Colère et indignation des apiculteurs, mobilisés contre la disparition des abeilles

Il y a quelques années Philippe De Villier publiait un livre : « Quand les abeilles meurent…» (ed. Albin Michel). Il fut insulté, traité de « farfelu » par la gauche et, même, traîné devant les tribunaux allemands.


À la sortie de l’hiver, le constat est sans appel : les abeilles sont frappées par «une mortalité catastrophique», alertent les professionnels du miel. Ils manifestent ce jeudi pour demander un «plan Marshall» pour sauver les abeilles françaises.

Année noire pour l’apiculture. Pour alerter l’opinion publique et les politiques sur la situation dramatique des abeilles, les professionnels se sont donné rendez-vous Place des Invalides à Paris, mais aussi en régions à Laon, Strasbourg, La Rochelle, Périgueux, Quimper, Rennes, Tours et Lyon. «Ce même jour, dans d’autres départements comme le Puy-de-Dôme, les Côtes-d’Armor, le Morbihan ou la Loire-Atlantique, les apiculteurs seront reçus en délégation par les préfets», annonce l’Union Nationale de l’Apiculture Française (UNAF).


La Bretagne, par exemple, où 20.000 colonies d’abeilles sont mortes cet hiver, est particulièrement touchée. Mais «c’est quasi-général» à travers la France, assure Gilles Lanio, président de l’UNAF. «Le ministre de l’agriculture est dans un déni de réalité. J’alerte depuis plusieurs mois sur la casse que les apiculteurs vont connaître cette année… La réalité est

encore plus dramatique que ce que nous avions imaginé. Dans toutes les régions de France, en Bretagne, Nouvelle Aquitaine, Provence-Alpes-Côte d’Azur… la mortalité des abeilles est catastrophique», déplore le représentant de la fédération des apiculteurs.
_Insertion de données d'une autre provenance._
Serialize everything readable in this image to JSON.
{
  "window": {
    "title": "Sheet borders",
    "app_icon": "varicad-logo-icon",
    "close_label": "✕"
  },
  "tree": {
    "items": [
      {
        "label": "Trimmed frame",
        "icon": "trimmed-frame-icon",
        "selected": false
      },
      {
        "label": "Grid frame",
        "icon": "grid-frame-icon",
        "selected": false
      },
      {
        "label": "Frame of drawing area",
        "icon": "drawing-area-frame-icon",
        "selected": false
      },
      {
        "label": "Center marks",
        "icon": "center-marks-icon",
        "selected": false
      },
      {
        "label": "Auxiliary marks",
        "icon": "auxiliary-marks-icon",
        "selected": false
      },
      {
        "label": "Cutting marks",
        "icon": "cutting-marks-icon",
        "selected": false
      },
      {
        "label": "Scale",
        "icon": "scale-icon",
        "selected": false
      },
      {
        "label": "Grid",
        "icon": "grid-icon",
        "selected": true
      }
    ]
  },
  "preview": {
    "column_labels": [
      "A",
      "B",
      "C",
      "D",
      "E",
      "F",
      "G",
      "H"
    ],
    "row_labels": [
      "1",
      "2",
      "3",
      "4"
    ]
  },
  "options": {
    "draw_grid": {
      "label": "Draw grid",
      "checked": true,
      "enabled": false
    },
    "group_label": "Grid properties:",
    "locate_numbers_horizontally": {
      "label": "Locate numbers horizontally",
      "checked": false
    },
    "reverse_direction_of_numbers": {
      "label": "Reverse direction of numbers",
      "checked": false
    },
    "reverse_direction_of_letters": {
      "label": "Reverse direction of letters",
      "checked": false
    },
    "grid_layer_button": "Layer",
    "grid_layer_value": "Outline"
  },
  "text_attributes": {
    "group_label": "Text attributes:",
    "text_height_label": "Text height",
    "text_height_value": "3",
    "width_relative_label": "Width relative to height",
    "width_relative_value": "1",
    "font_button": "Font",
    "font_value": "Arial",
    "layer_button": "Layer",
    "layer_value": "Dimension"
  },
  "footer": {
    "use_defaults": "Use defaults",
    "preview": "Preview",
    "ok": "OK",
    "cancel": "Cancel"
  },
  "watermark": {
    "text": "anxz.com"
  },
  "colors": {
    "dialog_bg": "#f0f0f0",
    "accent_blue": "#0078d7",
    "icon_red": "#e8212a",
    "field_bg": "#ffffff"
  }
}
«Avant leur interdiction, les néonicotinoïdes ont été déversés en grandes quantités dans les champs, causant des dommages importants», explique l’apiculteur installé dans le Morbihan. Mais ces produits ne sont pas les seuls mis en cause par les professionnels. Ainsi, le représentant des apiculteurs évoque les dangers des «engrais verts qui sont des cadeaux empoisonnés pour les pollinisateurs mais aussi pour les oiseaux». Celui qui évoque la «rage des apiculteurs» estime que la «politique agricole est très mal conduite».

«On malmène les pollinisateurs. Aujourd’hui, l’abeille ne survit que grâce aux travaux des apiculteurs, qui commencent à se décourager. On a enclenché quelque chose de grave il faut savoir maintenant arrêter l’hémorragie avant qu’il ne soit trop tard», ajoute le passionné. Pour ce faire, les professionnels demandent un plan de soutien exceptionnel et un «environnement viable pour les colonies d’abeilles». Gilles Lanio évoque la nécessité de débloquer «un plan Marshall pour la survie des abeilles et le soutien à la conversion des agriculteurs vers des méthodes de production respectueuses».